LOOKING FOR LACKAWANNAS

Finally, in a truly underhanded swipe, the Times suggests that perhaps the al Qaeda sleeper cell in Lackawanna was more of a figment of Justice's imagination than a real terror threat: A “thin case,” involving “six young Arab-Americans” who merely “spent time at training camps in Afghanistan,” but in which the Department somehow “managed” to persuade defendants “to plead guilty to terrorism charges and accept long prison terms.”

It is difficult to know quite what to say about this smug recitation except that it well exemplifies what is meant by a “September 10 mentality.” The Times longs for the Clinton era when the cases involving young Arab men were more serious: e.g., the 1993 World Trade Center bombing featuring six dead; the Khobar Towers bombing (19 dead); the embassy bombings (over 200 dead); and the Cole bombing (17 dead).

That, however, is not what the majority of Americans is looking for from its national-security apparatus. It wants more Lackawannas: would-be terrorists stopped in their tracks before they can kill. That is why most Americans look favorably on the full body of Justice's post-9/11 work, including the cases the Times somehow forgot to mention in its critique.
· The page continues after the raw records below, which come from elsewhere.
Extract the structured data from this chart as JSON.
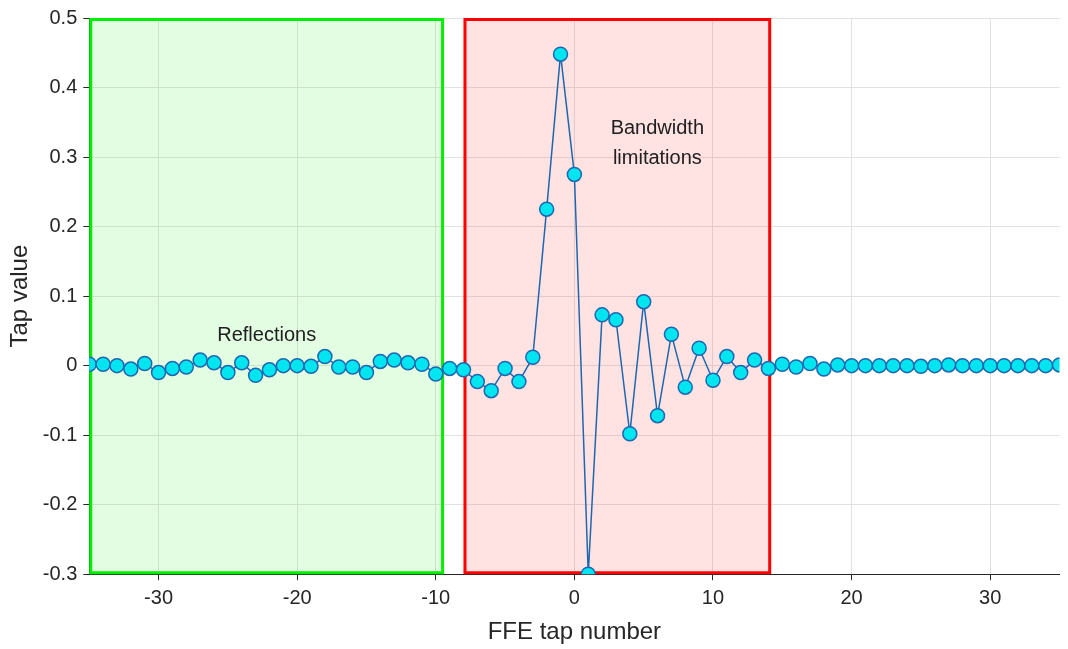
{
  "chart_data": {
    "type": "line",
    "xlabel": "FFE tap number",
    "ylabel": "Tap value",
    "x": [
      -35,
      -34,
      -33,
      -32,
      -31,
      -30,
      -29,
      -28,
      -27,
      -26,
      -25,
      -24,
      -23,
      -22,
      -21,
      -20,
      -19,
      -18,
      -17,
      -16,
      -15,
      -14,
      -13,
      -12,
      -11,
      -10,
      -9,
      -8,
      -7,
      -6,
      -5,
      -4,
      -3,
      -2,
      -1,
      0,
      1,
      2,
      3,
      4,
      5,
      6,
      7,
      8,
      9,
      10,
      11,
      12,
      13,
      14,
      15,
      16,
      17,
      18,
      19,
      20,
      21,
      22,
      23,
      24,
      25,
      26,
      27,
      28,
      29,
      30,
      31,
      32,
      33,
      34,
      35
    ],
    "series": [
      {
        "color": "#1f66b0",
        "values": [
          0.002,
          0.002,
          0,
          -0.005,
          0.003,
          -0.01,
          -0.004,
          -0.002,
          0.008,
          0.004,
          -0.01,
          0.004,
          -0.014,
          -0.006,
          0,
          0,
          -0.001,
          0.013,
          -0.002,
          -0.002,
          -0.01,
          0.006,
          0.008,
          0.004,
          0.002,
          -0.012,
          -0.004,
          -0.006,
          -0.023,
          -0.036,
          -0.004,
          -0.023,
          0.012,
          0.225,
          0.448,
          0.275,
          -0.3,
          0.073,
          0.066,
          -0.098,
          0.092,
          -0.072,
          0.045,
          -0.031,
          0.025,
          -0.021,
          0.013,
          -0.01,
          0.008,
          -0.004,
          0.002,
          -0.002,
          0.003,
          -0.005,
          0.001,
          0,
          0,
          0,
          0,
          0,
          -0.001,
          0,
          0.001,
          0,
          0,
          0,
          0,
          0,
          0,
          0,
          0.001
        ]
      }
    ],
    "xlim": [
      -35,
      35
    ],
    "xticks": [
      -30,
      -20,
      -10,
      0,
      10,
      20,
      30
    ],
    "ylim": [
      -0.3,
      0.5
    ],
    "yticks": [
      -0.3,
      -0.2,
      -0.1,
      0,
      0.1,
      0.2,
      0.3,
      0.4,
      0.5
    ],
    "grid": true,
    "marker": "circle",
    "line_style": "solid",
    "legend": false,
    "bands": [
      {
        "axis": "x",
        "from": -35,
        "to": -9.4,
        "label": "Reflections",
        "color": "#00ee00"
      },
      {
        "axis": "x",
        "from": -8,
        "to": 14.2,
        "label": "Bandwidth limitations",
        "color": "#ff0000"
      }
    ]
  }
}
A record that includes, among other accomplishments: the conviction of “shoe bomber” Richard Reid and the recent indictment of his accomplice for trying to blow up a commercial airliner in flight; the Portland 7 case breaking up a terror cell that was scoping out Jewish schools and synagogues for a terrorist attack; the Virginia Jihad case dismantling still another cell of nine defendants convicted on charges ranging from support of the Qaeda-affiliated Lashkar-e-Taiba to conspiracy to levy war against the U.S.; the guilty plea of Abdurahman Alamoudi for terror funding; the indictment of Florida professor Sami al-Arian for helping run the Palestinian Islamic Jihad organization which is responsible for scores of murders by suicide bombers in Israel; the conviction of bin Laden intimate Enaam Arnaout for using his Benevolence International Foundation as a conduit to fund terrorist cells in Bosnia and Chechnya; and the recent racketeering indictment against members of Hamas.

Perhaps, though, there is an explanation for the Times's memory lapse. Most of the cases I just mentioned were advanced in one way or another by investigative improvements made possible by the Patriot Act. Though the purported need to “revise” Patriot is the transparent agenda of the Times's bilious editorial, not a single misstep in the cases it discusses — even if you were to credit its skewed version of events — has anything to do with the new post-9/11 powers conferred by that legislation.

If, disastrously, the Patriot Act were repealed in its entirety tomorrow — if, as the Times would seemingly prefer, the infamous wall were rebuilt — there would still occasionally be prosecutorial misconduct, forensic error, enemy combatants, and, yes, sleeper cells. The only difference would be: We'd be a lot more vulnerable to the threat they posed.

That is the blissful 9/10 haze the newspaper of record would navigate us into, and from which the Bush administration and the Justice Department are sedulously steering us away.

— Andrew C. McCarthy, who led the 1995 terrorism prosecution against Sheik Omar Abdel Rahman and eleven others, is a senior fellow at the Foundation for the Defense of Democracies.